Over the years, students who have played in the game have gone on to play on Division 1 college teams and in the NFL, including Chris Brantley, Tamba Hali and Lance Ball. Others have become successful coaches.
Even after he left Hackensack to coach professional basketball, and later became an announcer, Mike Fratello, who graduated in 1965, would come back to the city for the game whenever his schedule allowed.
Fratello now lives in Ohio but keeps up with the Comets through friends in his hometown.
“When I can make it back, I always try because of what that game meant to us growing up,” he said.
Mike Miello, who graduated from Hackensack in 1962 and was the head coach from 1970 to 1975, said every year the game is “like a mini-reunion,” bringing people back home.
“You see so many former players, so many people come back for it,” he said. “It’s really special.”
Lee Larkins, who played for Hackensack in the early 1970s and went on to play at Purdue University, said the Thanksgiving game was always the one circled on the calendar.

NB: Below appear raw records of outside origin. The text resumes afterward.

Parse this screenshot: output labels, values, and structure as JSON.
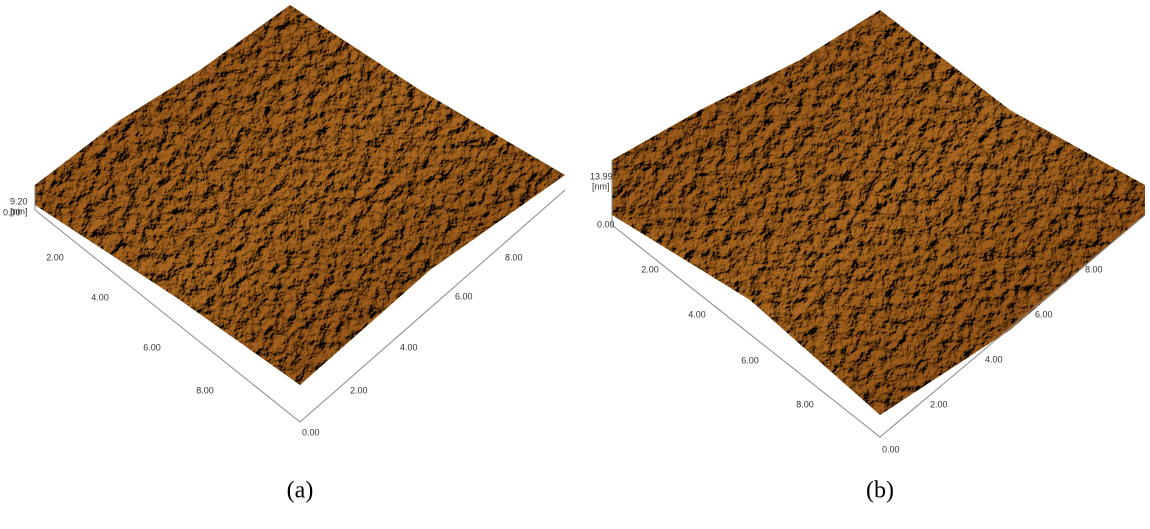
{
  "panels": [
    {
      "z_max": "9.20",
      "z_unit": "[nm]",
      "z_origin": "0.00",
      "left_axis_ticks": [
        "2.00",
        "4.00",
        "6.00",
        "8.00"
      ],
      "right_axis_ticks": [
        "0.00",
        "2.00",
        "4.00",
        "6.00",
        "8.00"
      ],
      "caption": "(a)"
    },
    {
      "z_max": "13.99",
      "z_unit": "[nm]",
      "z_origin": "0.00",
      "left_axis_ticks": [
        "2.00",
        "4.00",
        "6.00",
        "8.00"
      ],
      "right_axis_ticks": [
        "0.00",
        "2.00",
        "4.00",
        "6.00",
        "8.00"
      ],
      "caption": "(b)"
    }
  ]
}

“It was just one of those big-time rivalry games. That was one of those games on the schedule that you just knew you had to win,” he said. “After the game you go home and have your turkey and sweet potato pies, so you better win, or otherwise it would just be awful.”
No matter what your season was like leading up to Thanksgiving, if your team won the game against Teaneck, the season was a success, said Tony Karcich, a 1964 Hackensack graduate who went on to become the all-time winningest coach in Bergen County with Bergen Catholic and St. Joseph’s in Montvale.
“It’s one of the most special rivalries in the state,” he said. “I remember both towns would be revved up. It was always standing room only. There was so much importance placed on that game by the community and the coaches. It was a different mindset than for any other game.”
Dennis Heck, a former longtime coach at Teaneck and a former Teaneck High School principal, will serve as the town’s honorary captain this year.
He remembered the excitement surrounding the game, the parades, bonfires, pep rallies and the way each class would decorate the high school halls the day before.
Heck’s favorite Thanksgiving Day game was in 1989, he said, when snow covered the field and the Teaneck custodian decided to plow as low as he could and paint black lines to mark the field using soot from the high school furnace.
Another year, in Hackensack, it rained so heavily that the officials couldn’t run up and down the field through the mud.
“Those are some of the best memories I have. That time of year was always so exciting because of how enthusiastic the kids were,” Heck said. “It was a culmination of what you had accomplished during the season.”
Harold Clark has seen both sides of the game, as a player for Hackensack in the late ’70s and early ’80s and later as Teaneck’s head coach. He stepped down from coaching after last season, and Cekuan James took over the role this year.
“It was a funny feeling every time I stepped out there to coach against Hackensack,” said Clark, a retired Teaneck police detective. “What a great rivalry. It’s really for bragging rights. I think this year the teams are evenly matched. It’s going to come down to who wants it the most.”
The games have nearly always been close, despite the Comets’ winning record against Teaneck, said Ressler, the Hackensack coach.
“You know no matter what, you’re going to get the other team’s best shot,” he said. “I’ve heard people compare the rivalry to Michigan/Ohio State or Alabama/Auburn. It’s always competitive. At the end of the day, it’s high school kids playing their last game of the year, some the last game of their lives. No matter what, you want to come out on top. The turkey tastes that much better when you win.”